Knitalong - celebrating the tradition of knitting together by Larissa Brown and Martin John Brown
Published by Open Road Integrated Media
Published 13th September 2011
The immensely popular knitalong--an organized event where people knit together for a common goal--has only grown with the explosion of the Internet. Yesterday's wartime Red Cross sock drives have evolved into today's meet-ups at locales as diverse as cafes, state fairs, and major league ballparks, as well as international online gatherings; in fact, at any given time tens of thousands of people worldwide are involved in knitalongs, organized around a particular yarn, a favorite social cause, an intriguing project, a special event, or myriad other themes.
Authors Larissa Brown and Martin John Brown present an inspiring look at centuries of people knitting together, and why knitters find the interaction so meaningful and worthwhile. Along the way, they offer 20 projects especially suited for different types of knitalongs. The Barn Raising Quilt and the Traveling Scarf, for instance, call on individual knitters to collaborate on a single project; while the Pinwheel Blanket and the Meathead Hat encourage a community of knitters to improvise on the same pattern to come up with a variety of results.

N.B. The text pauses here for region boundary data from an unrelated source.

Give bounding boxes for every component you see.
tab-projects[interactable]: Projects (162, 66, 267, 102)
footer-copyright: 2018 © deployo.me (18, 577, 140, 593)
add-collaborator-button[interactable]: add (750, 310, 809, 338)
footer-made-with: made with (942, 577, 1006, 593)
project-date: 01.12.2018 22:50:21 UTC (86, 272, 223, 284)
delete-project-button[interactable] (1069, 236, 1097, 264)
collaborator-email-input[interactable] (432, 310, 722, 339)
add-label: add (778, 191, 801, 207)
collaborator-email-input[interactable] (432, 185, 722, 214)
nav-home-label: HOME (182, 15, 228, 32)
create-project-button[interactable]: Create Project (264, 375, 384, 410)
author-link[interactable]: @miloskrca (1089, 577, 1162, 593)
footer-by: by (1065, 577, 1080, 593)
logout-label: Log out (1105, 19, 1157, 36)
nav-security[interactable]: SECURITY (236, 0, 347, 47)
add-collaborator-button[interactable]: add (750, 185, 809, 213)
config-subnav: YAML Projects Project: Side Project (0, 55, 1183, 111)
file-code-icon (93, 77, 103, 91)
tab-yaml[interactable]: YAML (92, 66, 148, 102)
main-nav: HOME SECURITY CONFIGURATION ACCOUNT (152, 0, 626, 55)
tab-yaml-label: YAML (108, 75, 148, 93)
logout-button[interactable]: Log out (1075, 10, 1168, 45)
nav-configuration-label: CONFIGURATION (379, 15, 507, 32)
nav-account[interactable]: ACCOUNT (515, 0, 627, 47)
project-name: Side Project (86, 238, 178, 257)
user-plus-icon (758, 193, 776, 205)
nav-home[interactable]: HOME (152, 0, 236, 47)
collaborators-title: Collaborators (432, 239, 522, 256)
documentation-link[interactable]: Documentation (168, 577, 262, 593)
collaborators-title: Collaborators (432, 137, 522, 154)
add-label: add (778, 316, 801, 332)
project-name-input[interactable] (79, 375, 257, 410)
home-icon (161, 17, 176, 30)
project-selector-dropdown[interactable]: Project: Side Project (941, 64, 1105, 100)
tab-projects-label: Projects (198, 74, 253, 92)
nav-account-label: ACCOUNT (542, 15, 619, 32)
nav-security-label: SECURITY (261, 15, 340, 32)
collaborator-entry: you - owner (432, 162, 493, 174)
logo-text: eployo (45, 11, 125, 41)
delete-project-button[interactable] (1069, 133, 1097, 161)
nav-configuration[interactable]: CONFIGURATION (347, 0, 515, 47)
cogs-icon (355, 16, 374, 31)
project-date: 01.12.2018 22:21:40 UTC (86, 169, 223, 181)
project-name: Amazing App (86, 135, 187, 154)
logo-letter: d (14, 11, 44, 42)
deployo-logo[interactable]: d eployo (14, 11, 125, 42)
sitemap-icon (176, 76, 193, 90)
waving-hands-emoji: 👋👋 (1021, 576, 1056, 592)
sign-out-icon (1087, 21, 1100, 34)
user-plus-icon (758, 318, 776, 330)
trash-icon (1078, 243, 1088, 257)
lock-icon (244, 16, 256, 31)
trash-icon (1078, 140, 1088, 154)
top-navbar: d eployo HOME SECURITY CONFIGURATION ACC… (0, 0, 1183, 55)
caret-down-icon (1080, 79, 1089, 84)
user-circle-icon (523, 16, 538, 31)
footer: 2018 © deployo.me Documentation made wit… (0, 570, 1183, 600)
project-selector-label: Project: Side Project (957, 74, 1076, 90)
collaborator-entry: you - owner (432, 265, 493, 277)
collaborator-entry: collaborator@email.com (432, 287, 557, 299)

Also included is essential information about finding, joining, and starting knitalongs.
Hundreds of knitters participated in the knitalongs hosted by the authors as part of their research, and this book will inspire thousands more to get involved in the knitalong movement. The only book that celebrates this tradition of community and purpose, "Knitalong" is sure to have a powerful impact.
I already have Larissa Brown's other book My Grandmothers' Knitting so when the opportunity came up to review this one, I was immediately interested. Husband and wife team Larissa and Martin use this book to investigate the history of the Knitalong or KAL.
Whilst the focus is primarily on the United States of America, there is enough in this book to hold the attention of those of us outside of the States. The book is divided into a number of chapters including where to hold knitalongs, for example in a cafe, the history of the knitalong from it's earliest days as a cottage industry and to using the internet as a voice for the knitalong.
There are also 20 patterns included in the book, ranging from a vintage style baby's bonnet to socks, sweaters and a recycled sweater pincushion. So it begs the question, who fancies holding the next KAL?!